Con los minis no sufráis, nos sabemos los asientos estratégicos para que tanto haya choque frontal como lateral no nos pase nada. Chss, ¿qué creíais?!y esque somos totalmente alteñas. No os digo más que ayer una señora me estuvo hablando un rato en el mini en aymara. No sé que decía, creo que flipaba con mis rastas…yo me limité a sonreír.
Y bueno no sólo eso!, el Lunes, hasta nos encontramos con una de las mujeres reporteras por la calle. Así nos las gastamos, saludando aquí saludando allá. Bueno bueno, es que tenemos amigos y todo. Y puedo alargar la “s”. porque no tenemos uno, no, tenemos 4, y de dos grupos diferentes! ¿ahora como os quedáis? Muertos ¿verdad? .
También tenemos enemigas. Tres perras alemanas del hostel. Pero mañana terminaremos con esto. Los nuevos amigos chilenos nos han ofrecido vivir en su casa. Y no nos vamos por ellas, no no. Nos vamos porque ya hemos agotado todos los recursos. Se han dado cuenta de que robamos fruta, leche y yogurt del desayuno y la relación con la recepción desde que se fueron los coleguis hosteleros es tensa. Pero gracias a anteriores visitas yo tengo no una, dos toallas magníficas…ya no tengo que secarme con la triste y pequeña toalla de manos que traje.

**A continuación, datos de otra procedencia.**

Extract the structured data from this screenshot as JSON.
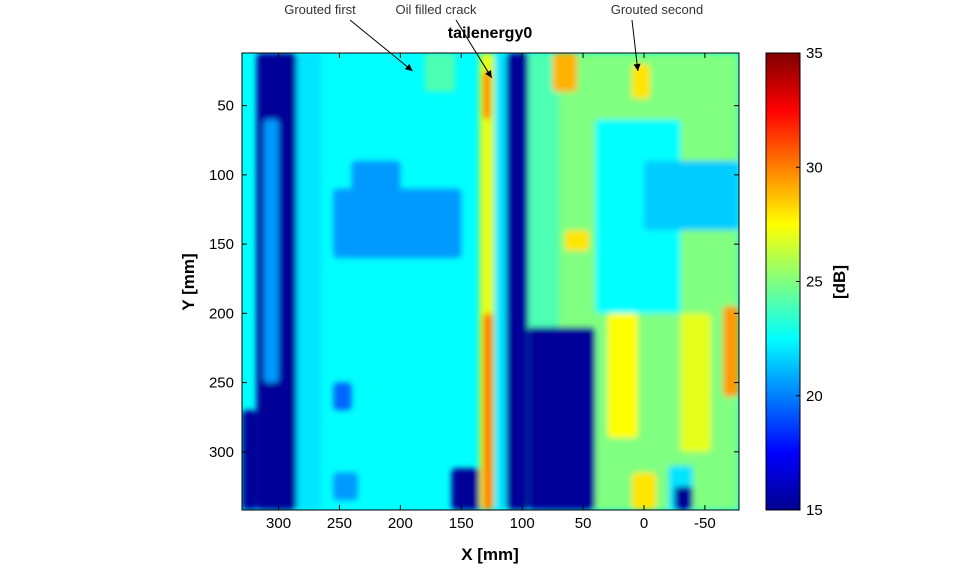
{
  "chart_data": {
    "type": "heatmap",
    "title": "tailenergy0",
    "xlabel": "X [mm]",
    "ylabel": "Y [mm]",
    "xlim": [
      330,
      -78
    ],
    "ylim": [
      12,
      342
    ],
    "x_ticks": [
      300,
      250,
      200,
      150,
      100,
      50,
      0,
      -50
    ],
    "y_ticks": [
      50,
      100,
      150,
      200,
      250,
      300
    ],
    "colorbar": {
      "label": "[dB]",
      "range": [
        15,
        35
      ],
      "ticks": [
        15,
        20,
        25,
        30,
        35
      ],
      "colormap": "jet"
    },
    "background_db": 22.5,
    "regions": [
      {
        "x": [
          330,
          318
        ],
        "y": [
          270,
          342
        ],
        "db": 15.5
      },
      {
        "x": [
          318,
          285
        ],
        "y": [
          12,
          342
        ],
        "db": 15.5
      },
      {
        "x": [
          312,
          300
        ],
        "y": [
          60,
          250
        ],
        "db": 20.5
      },
      {
        "x": [
          285,
          265
        ],
        "y": [
          12,
          342
        ],
        "db": 22
      },
      {
        "x": [
          255,
          150
        ],
        "y": [
          110,
          160
        ],
        "db": 20.5
      },
      {
        "x": [
          240,
          200
        ],
        "y": [
          90,
          120
        ],
        "db": 20.5
      },
      {
        "x": [
          255,
          240
        ],
        "y": [
          250,
          270
        ],
        "db": 19.5
      },
      {
        "x": [
          255,
          235
        ],
        "y": [
          315,
          335
        ],
        "db": 20.5
      },
      {
        "x": [
          180,
          155
        ],
        "y": [
          12,
          40
        ],
        "db": 24
      },
      {
        "x": [
          158,
          125
        ],
        "y": [
          312,
          342
        ],
        "db": 15.5
      },
      {
        "x": [
          135,
          123
        ],
        "y": [
          12,
          342
        ],
        "db": 27
      },
      {
        "x": [
          132,
          126
        ],
        "y": [
          25,
          60
        ],
        "db": 30
      },
      {
        "x": [
          132,
          124
        ],
        "y": [
          200,
          342
        ],
        "db": 30
      },
      {
        "x": [
          122,
          113
        ],
        "y": [
          12,
          342
        ],
        "db": 22
      },
      {
        "x": [
          113,
          95
        ],
        "y": [
          12,
          342
        ],
        "db": 15.5
      },
      {
        "x": [
          95,
          -78
        ],
        "y": [
          12,
          342
        ],
        "db": 25
      },
      {
        "x": [
          95,
          70
        ],
        "y": [
          12,
          342
        ],
        "db": 24
      },
      {
        "x": [
          75,
          55
        ],
        "y": [
          12,
          40
        ],
        "db": 29
      },
      {
        "x": [
          65,
          45
        ],
        "y": [
          140,
          155
        ],
        "db": 28
      },
      {
        "x": [
          40,
          -30
        ],
        "y": [
          60,
          200
        ],
        "db": 22.5
      },
      {
        "x": [
          0,
          -78
        ],
        "y": [
          90,
          140
        ],
        "db": 21.5
      },
      {
        "x": [
          10,
          -5
        ],
        "y": [
          20,
          45
        ],
        "db": 28
      },
      {
        "x": [
          95,
          40
        ],
        "y": [
          210,
          342
        ],
        "db": 15.5
      },
      {
        "x": [
          30,
          5
        ],
        "y": [
          200,
          290
        ],
        "db": 27.5
      },
      {
        "x": [
          -30,
          -55
        ],
        "y": [
          200,
          300
        ],
        "db": 27
      },
      {
        "x": [
          -65,
          -78
        ],
        "y": [
          195,
          260
        ],
        "db": 29.5
      },
      {
        "x": [
          10,
          -10
        ],
        "y": [
          315,
          342
        ],
        "db": 28
      },
      {
        "x": [
          -20,
          -40
        ],
        "y": [
          310,
          342
        ],
        "db": 22
      },
      {
        "x": [
          -25,
          -40
        ],
        "y": [
          325,
          342
        ],
        "db": 15.5
      }
    ],
    "annotations": [
      {
        "text": "Grouted first",
        "x": 190,
        "y": 25
      },
      {
        "text": "Oil filled crack",
        "x": 125,
        "y": 30
      },
      {
        "text": "Grouted second",
        "x": 5,
        "y": 25
      }
    ]
  }
}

Estamos totalmente adaptadas al medio y nuestro ánimo lo demuestra. Antes íbamos a trabajar recelosas. Desde que El Alto declaró su odio a los medios de comunicación, y que específicamente me escupieran llegando al trabajo. Pero desde el último escupitajo de ayer, dónde nos dimos cuenta que la única intención era intentar robarnos, nuestro complejo por recibir odio racial ha desaparecido. Ya ni nos cortamos en la radio…y la de la tienda de enfrente a la redacción se sabe de memoria que a las 11 vamos a por el pan y una bolsa de patatas. Y después de comer, un alfajor de 50 centavos (0.05 centimos!!!, como dice Sonia, resulta inmoral).

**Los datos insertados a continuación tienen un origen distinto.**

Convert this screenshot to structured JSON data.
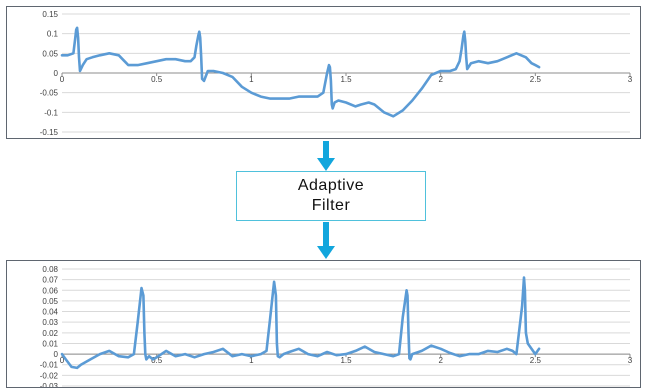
{
  "colors": {
    "signal": "#5b9bd5",
    "arrow": "#12a6dd",
    "box_border": "#4fc1dc",
    "grid": "#d9d9d9",
    "axis": "#8c8c8c"
  },
  "filter_box": {
    "line1": "Adaptive",
    "line2": "Filter"
  },
  "chart_data": [
    {
      "type": "line",
      "xlim": [
        0,
        3
      ],
      "ylim": [
        -0.15,
        0.15
      ],
      "x_ticks": [
        "0",
        "0.5",
        "1",
        "1.5",
        "2",
        "2.5",
        "3"
      ],
      "y_ticks": [
        "0.15",
        "0.1",
        "0.05",
        "0",
        "-0.05",
        "-0.1",
        "-0.15"
      ],
      "grid": true,
      "series": [
        {
          "x": [
            0,
            0.03,
            0.06,
            0.07,
            0.075,
            0.08,
            0.085,
            0.09,
            0.095,
            0.1,
            0.11,
            0.13,
            0.16,
            0.2,
            0.25,
            0.3,
            0.33,
            0.35,
            0.4,
            0.45,
            0.5,
            0.55,
            0.6,
            0.65,
            0.68,
            0.7,
            0.71,
            0.72,
            0.725,
            0.73,
            0.735,
            0.74,
            0.75,
            0.77,
            0.8,
            0.85,
            0.9,
            0.95,
            1.0,
            1.05,
            1.1,
            1.15,
            1.2,
            1.25,
            1.3,
            1.35,
            1.38,
            1.4,
            1.41,
            1.415,
            1.42,
            1.425,
            1.43,
            1.44,
            1.46,
            1.5,
            1.55,
            1.58,
            1.62,
            1.65,
            1.7,
            1.75,
            1.8,
            1.85,
            1.9,
            1.95,
            2.0,
            2.05,
            2.08,
            2.1,
            2.11,
            2.12,
            2.125,
            2.13,
            2.135,
            2.14,
            2.16,
            2.2,
            2.25,
            2.3,
            2.35,
            2.4,
            2.45,
            2.48,
            2.5,
            2.52
          ],
          "y": [
            0.045,
            0.045,
            0.05,
            0.09,
            0.11,
            0.115,
            0.09,
            0.04,
            0.005,
            0.01,
            0.02,
            0.035,
            0.04,
            0.045,
            0.05,
            0.045,
            0.03,
            0.02,
            0.02,
            0.025,
            0.03,
            0.035,
            0.035,
            0.03,
            0.03,
            0.04,
            0.07,
            0.095,
            0.105,
            0.09,
            0.04,
            -0.015,
            -0.02,
            0.005,
            0.005,
            0.0,
            -0.01,
            -0.035,
            -0.05,
            -0.06,
            -0.065,
            -0.065,
            -0.065,
            -0.06,
            -0.06,
            -0.06,
            -0.05,
            0.0,
            0.02,
            0.015,
            -0.02,
            -0.08,
            -0.09,
            -0.075,
            -0.07,
            -0.075,
            -0.085,
            -0.08,
            -0.075,
            -0.08,
            -0.1,
            -0.11,
            -0.095,
            -0.07,
            -0.04,
            -0.005,
            0.005,
            0.005,
            0.01,
            0.03,
            0.06,
            0.095,
            0.105,
            0.08,
            0.04,
            0.01,
            0.025,
            0.03,
            0.025,
            0.03,
            0.04,
            0.05,
            0.04,
            0.025,
            0.02,
            0.015
          ]
        }
      ]
    },
    {
      "type": "line",
      "xlim": [
        0,
        3
      ],
      "ylim": [
        -0.03,
        0.08
      ],
      "x_ticks": [
        "0",
        "0.5",
        "1",
        "1.5",
        "2",
        "2.5",
        "3"
      ],
      "y_ticks": [
        "0.08",
        "0.07",
        "0.06",
        "0.05",
        "0.04",
        "0.03",
        "0.02",
        "0.01",
        "0",
        "-0.01",
        "-0.02",
        "-0.03"
      ],
      "grid": true,
      "series": [
        {
          "x": [
            0,
            0.02,
            0.05,
            0.08,
            0.1,
            0.15,
            0.2,
            0.25,
            0.3,
            0.35,
            0.38,
            0.4,
            0.42,
            0.43,
            0.435,
            0.44,
            0.445,
            0.45,
            0.46,
            0.48,
            0.5,
            0.55,
            0.6,
            0.65,
            0.7,
            0.75,
            0.8,
            0.85,
            0.9,
            0.95,
            1.0,
            1.05,
            1.08,
            1.1,
            1.12,
            1.13,
            1.135,
            1.14,
            1.15,
            1.17,
            1.2,
            1.25,
            1.3,
            1.35,
            1.4,
            1.45,
            1.5,
            1.55,
            1.6,
            1.65,
            1.7,
            1.75,
            1.78,
            1.8,
            1.82,
            1.825,
            1.83,
            1.835,
            1.84,
            1.85,
            1.9,
            1.95,
            2.0,
            2.05,
            2.1,
            2.15,
            2.2,
            2.25,
            2.3,
            2.35,
            2.38,
            2.4,
            2.43,
            2.44,
            2.445,
            2.45,
            2.46,
            2.48,
            2.5,
            2.52
          ],
          "y": [
            0.0,
            -0.005,
            -0.012,
            -0.013,
            -0.01,
            -0.005,
            0.0,
            0.003,
            -0.002,
            -0.003,
            0.0,
            0.03,
            0.062,
            0.055,
            0.02,
            0.0,
            -0.005,
            -0.004,
            -0.002,
            -0.005,
            -0.003,
            0.003,
            -0.002,
            0.0,
            -0.003,
            0.0,
            0.002,
            0.005,
            -0.002,
            0.0,
            -0.002,
            0.0,
            0.003,
            0.035,
            0.068,
            0.055,
            0.01,
            -0.002,
            -0.003,
            0.0,
            0.002,
            0.005,
            0.0,
            -0.002,
            0.002,
            -0.001,
            0.0,
            0.003,
            0.007,
            0.002,
            0.0,
            -0.002,
            0.0,
            0.035,
            0.06,
            0.055,
            0.02,
            -0.004,
            -0.005,
            0.0,
            0.003,
            0.008,
            0.005,
            0.001,
            -0.002,
            0.0,
            0.0,
            0.003,
            0.002,
            0.005,
            0.003,
            0.0,
            0.045,
            0.072,
            0.06,
            0.02,
            0.01,
            0.005,
            0.0,
            0.005
          ]
        }
      ]
    }
  ]
}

Y es que somos del barrio.
Y así transcurren todos los días, pero no es una rutina normal amigas. En Bolivia cada día se festeja algo, claro está. Haber si os creéis que los atascos son porque sí, que los estandarte se compran para una vez al año, y que las orquestas ensañan para desfilar un día no mas (en verdad lo parece..porque mira que encima yo tengo mal oído pero es que son malos…con ganas).
Nada, nada, en La Paz y en El Alto se desfilan todos los días. El día del amigo, el día del peatón, el día anterior al día del amigo…todo vale. Cortamos la calle principal, que pase todo el mundo formando y en traje y listo!. Sí sí, aquí el ejército esta para algo hombre. Pero no sólo los militares, la policía, los bomberos, los maestros, los empresarios, los universitarios…hasta los basureros. Todos en doble fila de a uno, detrás de su correspondiente estandarte desfilan al ritmo del himno por el centro.
Y luego por la tarde, manifestación.
Yo creo que son los mismos siempre, que les gusta eso del mogollón.
Pero algo cambia…en las manis no van en fila. También ahí están bien organizados, y bien jerarquizados “yo puedo contarte porque estamos acá, pero mejor habla con el líder, yo sólo doy panfletos” “y yo sólo llevo la pancarta, perdona” “ a mí me han dicho que si no venía la asociación me hacía pagar multa del 100 bolivianos”. Pero no van en fila.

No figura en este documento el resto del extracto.